Friday, January 26, 2018

Add Adam Conover to the list of replication bullies

[Spelling error corrected.]

Most people in the news media missed the joke when Jon Stewart took over the Daily Show, or, more accurately, saw a joke that wasn't there. It took them a while to realize that while Stewart, the cast, and the writers of the show were trying to be funny, they generally weren't kidding.

The Daily Show was in that sense a very serious response to the disastrous state of turn-of-the-millennium journalism. As bad as things are now, it is easy to forget how much worse they were in the period roughly defined by Whitewater, Bush V Gore, and build-up to the Iraq war. The best of the new voices, such as Josh Marshall, were just beginning to be heard. The New York Times was pretty much the same, but now its devotion to practices like false balance, blind adherence to conventional narratives, and Clinton derangement syndrome have grown increasingly controversial with the rest of the media with papers like the Washington Post aggressively pushing back. In 1999, the rest of the press corps was seeing who could be the most like the NYT rather than criticizing it.
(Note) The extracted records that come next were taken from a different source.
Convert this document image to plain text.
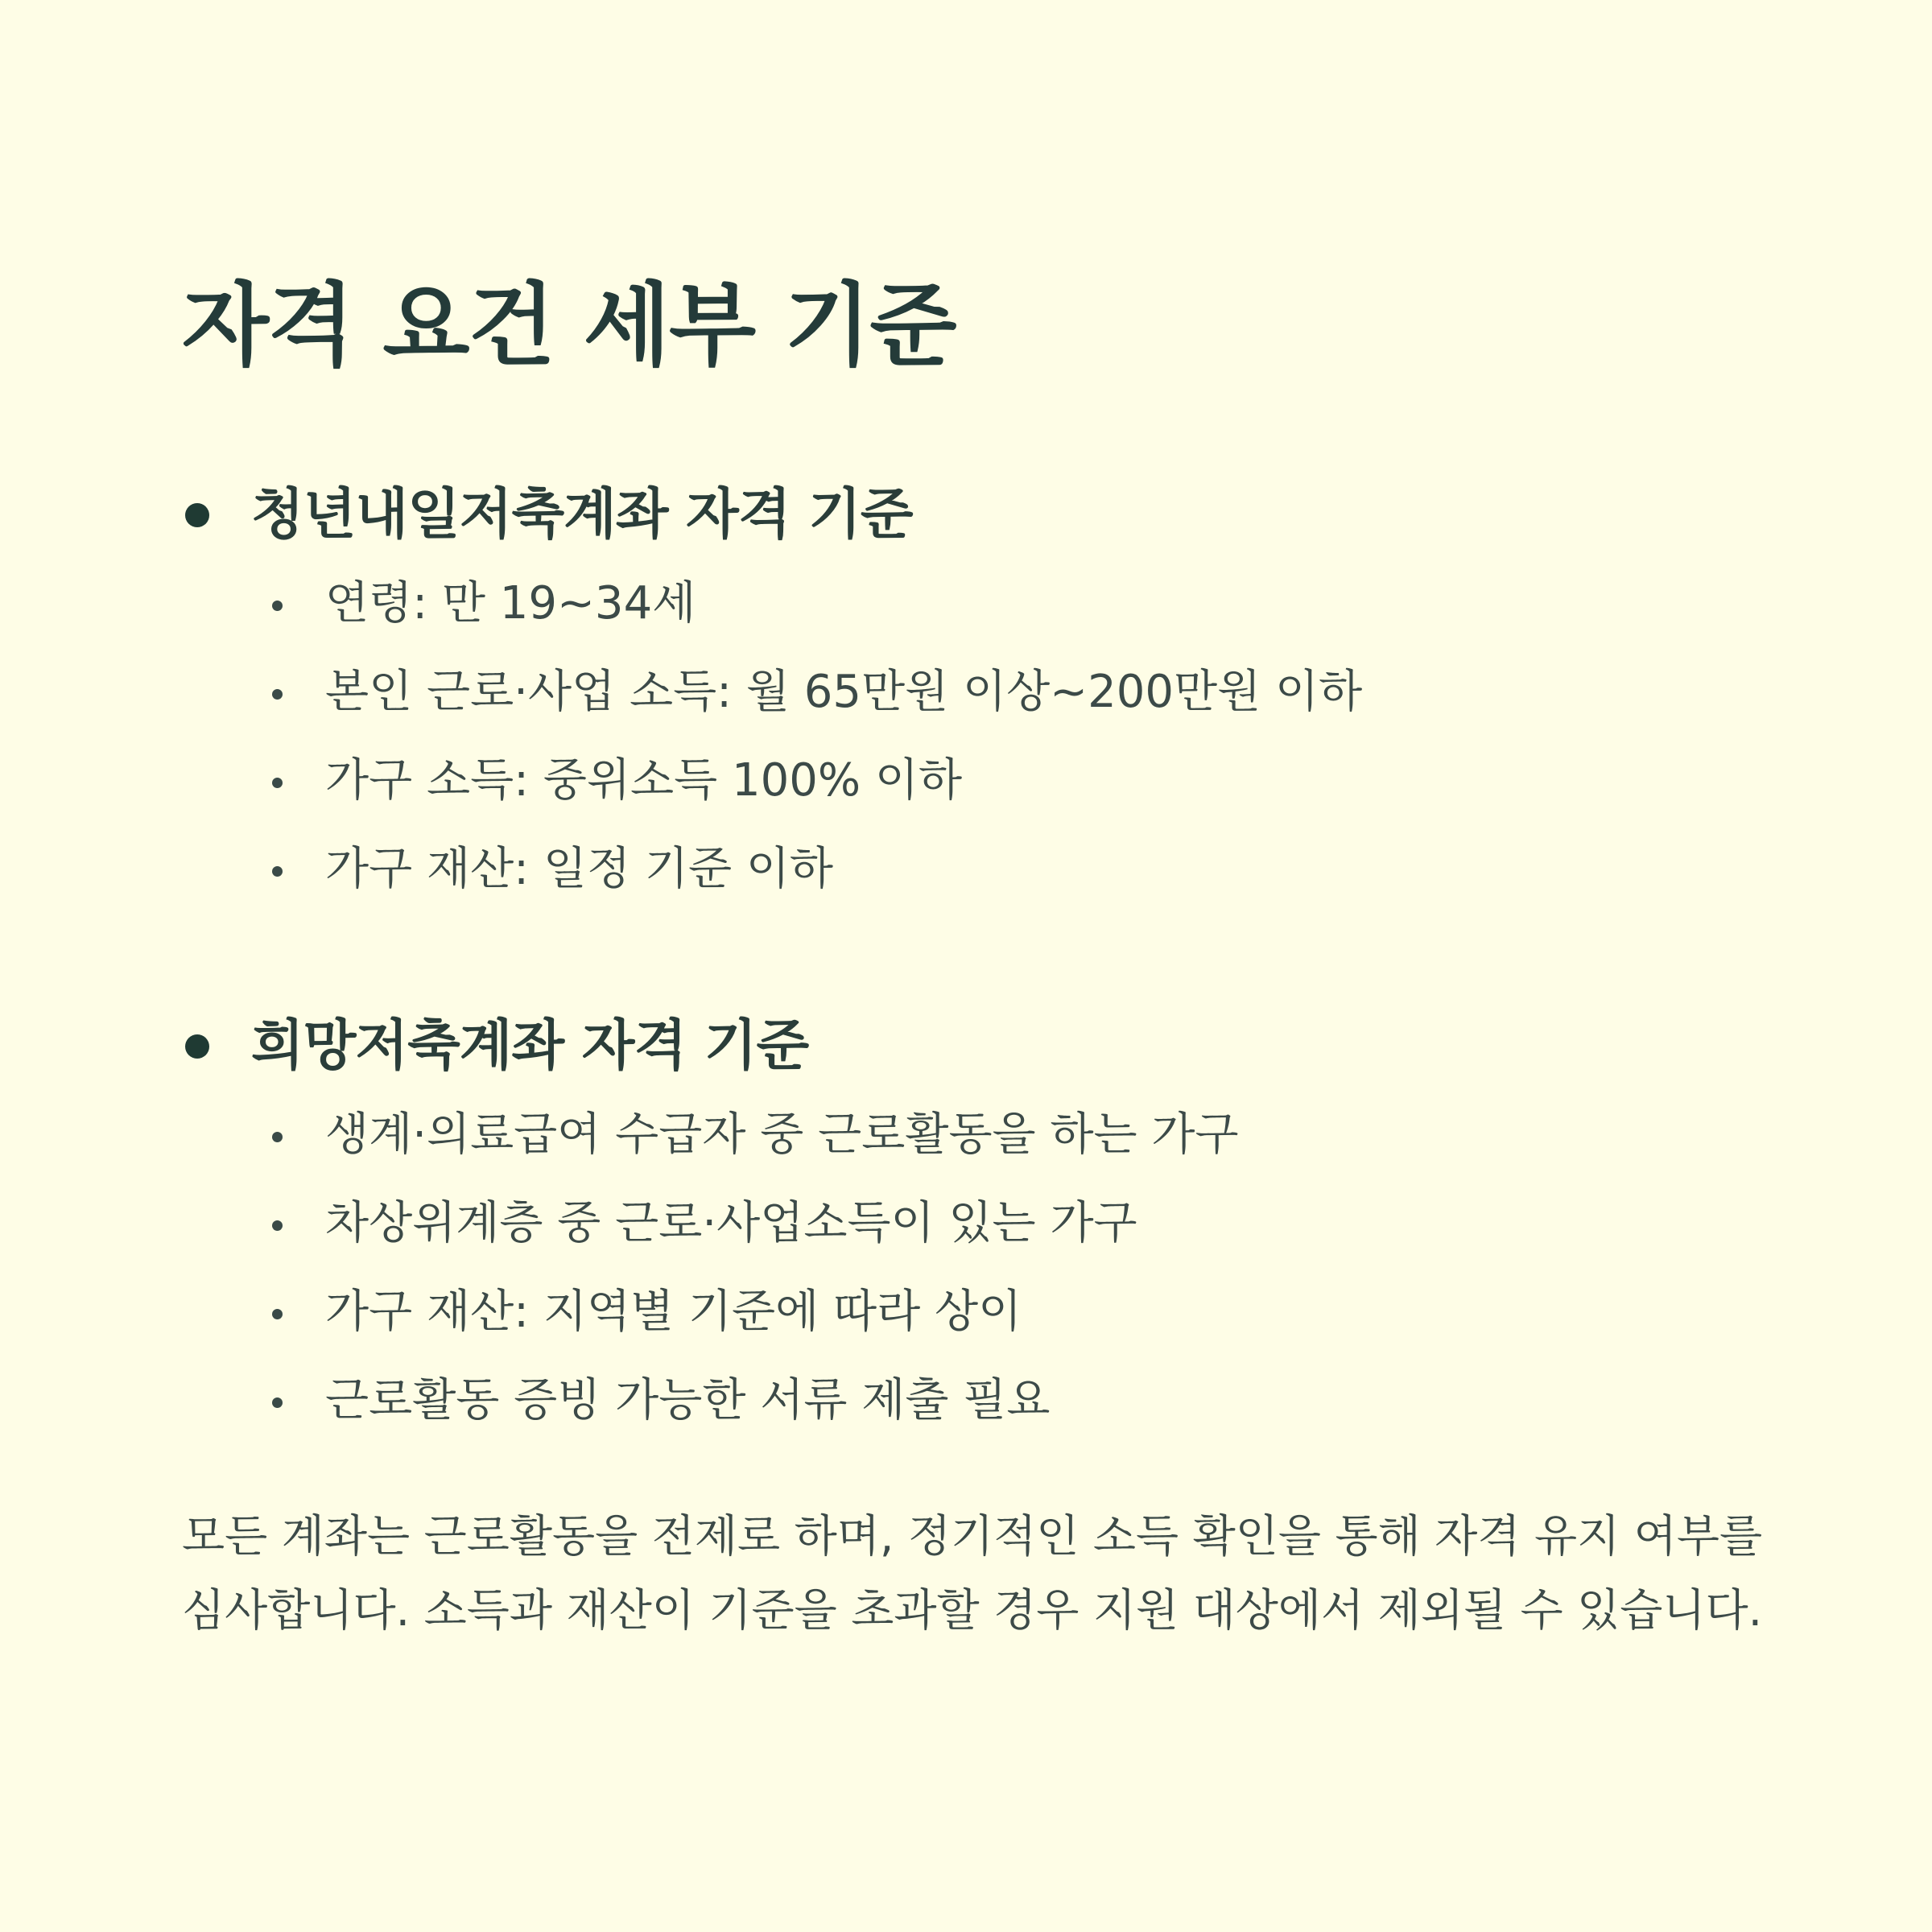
자격 요건 세부 기준
청년내일저축계좌 자격 기준
연령: 만 19~34세
본인 근로·사업 소득: 월 65만원 이상~200만원 이하
가구 소득: 중위소득 100% 이하
가구 재산: 일정 기준 이하
희망저축계좌 자격 기준
생계·의료급여 수급자 중 근로활동을 하는 가구
차상위계층 중 근로·사업소득이 있는 가구
가구 재산: 지역별 기준에 따라 상이
근로활동 증빙 가능한 서류 제출 필요

모든 계좌는 근로활동을 전제로 하며, 정기적인 소득 확인을 통해 자격 유지 여부를 심사합니다. 소득과 재산이 기준을 초과할 경우 지원 대상에서 제외될 수 있습니다.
When the true nature of Stewart's Daily Show finally began to dawn on people, there was considerable bad feeling among journalists, lots of grumbling that Stewart, Colbert, and the rest had forgotten their place. Colbert's performance at the White House Correspondents' Dinner in particular hit a huge nerve. The people in that ball room were perhaps the last to realize that the satirical bits were driven by genuine contempt for a profession that had gone to hell.

Stewart and Colbert focused on press criticism because it was a ripe target for satire but also because it was something that needed to be done (God knows hacks like David Carr and Jack Shafer were not up to the job). The next generation, John Oliver, Samantha Bee, and in his new role, Stephen Colbert have shifted more toward news presented with a satirical bent once again filling in gaps left by conventional journalism.

Go forward another iteration (and another literal generation) and you get Cracked and College Humor who have taken those same basic instincts and applied them to less topical subjects, often focusing more on education than news.

One common thread that runs through all of the shows over the past almost 20 years is a reaction against the polite toleration of bullshit that it come to dominate mainstream journalism. It is worth noting that Adam Conover squarely placed himself in the pro-replication camp and has made citing sources and acknowledging errors a prominent part of Adam Ruins Everything.